Statistics and metrics

Contour makes available metrics about itself, including details about what configuration is being sent to Envoy, and also configures Envoy to make metrics about itself available. Those metrics include the names, namespaces and other details about all the services configured with Contour, and so access to the Contour and Envoy metrics, which may be required for service owners, also includes being able to see the details of all services configured with Contour. The risk of information exposure is expected to be managed by the cluster administrator and Contour owner when deciding who to give access to any metrics from Contour and Envoy. In short, if you can see metrics for your service, you can see everyone’s metrics, and you may be able to use that to identify other services running in the same cluster.

Logging

Contour configures its own logs, which contain many details about the reconciliation it is doing, but more importantly, Contour configures Envoy’s access logging. Because access logging is a key part of auditing access to a service, it’s important to realise that ownership of Contour equates to ownership of all services access logs. The Contour project expects that access logging will be carefully configured and that the owner of Contour will ensure that access logs cannot be easily modified or disabled via Contour’s config.

External access to Envoy

External application consumers have no access to Contour, and relatively small access to Envoy. However, any vulnerabilities in Envoy’s traffic processing (which external users do have access to) also apply to Contour’s installation of Envoy, so the Contour team issues Contour patch releases each time an Envoy security release is issued, in which we update the expected version of Envoy in our example deployment and make the community aware of the fix for the vulnerability.
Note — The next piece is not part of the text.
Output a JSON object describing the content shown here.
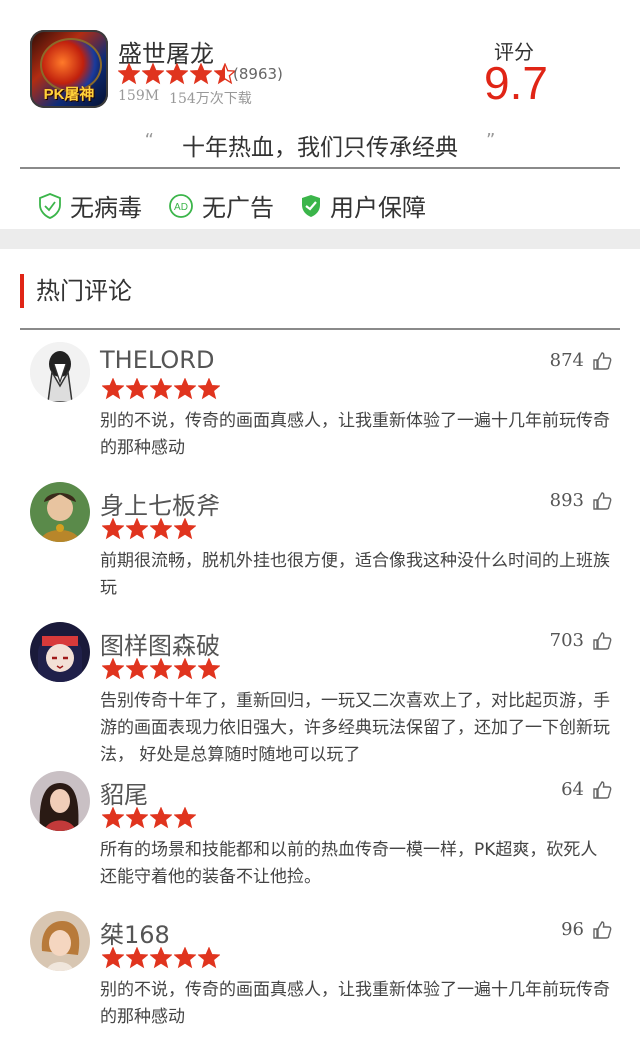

Aside from ensuring that Envoy is patched regularly, Contour ensures that external access to Envoy is limited to only the ports that are designed to pass traffic.

Contour owner attacks

In general, we expect the operator of Contour to have full control over the installation, and so assume positive intent on their part, because a malicious administrator is not possible to deal with in this scope. What mitigations we place around Contour’s per-installation configuration is geared towards preventing accidental insecure configuration rather than deliberate malfeasance, alongside preventing Kubernetes privilege escalation by specifying the minimum Kubernetes access required by each component.

Other security checks

Bounds checking and input validation

The Kubernetes apiserver is very good at bounds checking and input validation for fields in Kubernetes objects, so we delegate a lot of that there, and assume generally that the values for any specific object are unlikely to be malicious in themselves. In short, we don’t need to worry too much about length checking for fields in objects, removing invalid characters, etc, as the apiserver does that for us.
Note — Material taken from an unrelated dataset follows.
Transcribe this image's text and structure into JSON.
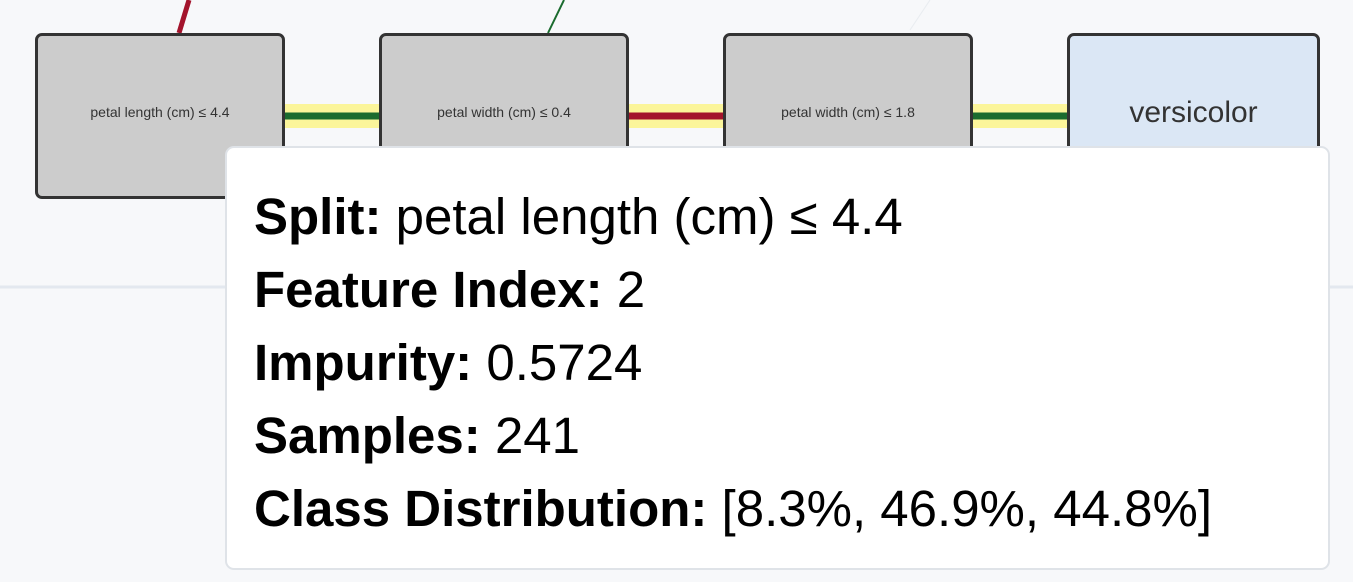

As of this writing, Contour’s config file is vulnerable to some bound checking errors, but our planned mitigation for this is to move to a Config CRD.

RBAC and privilege escalation prevention

We can’t control what owners of Contour do in their own clusters, but we do provide an example installation that codifies what we believe to be best practice in terms of Kubernetes privilege limitations. We provide limited roles that only grant access to the things required for the component (Contour or Envoy) to run, and ensure that the deployments use those roles. In addition, we’ve attempted to ensure that both the Contour and Envoy containers can safely be run as nonroot.

Static checking and code quality

We maintain a CI pipeline that runs golangci-lint including the usual set of Go static security checking, and enforce PR review for all merges to our main branch. Substantial changes are also subject to design review via a formal design document process.

Conclusion

The Contour team works hard to understand the project’s security context and keep up with the state of the art for Kubernetes security. The team hopes that this examination of our security model provides some insight into both how we develop Contour and what administrators should be thinking about to run Contour in as secure way as possible. We aim for secure-by-default as far as possible, and where we do have to allow risks, will document them here.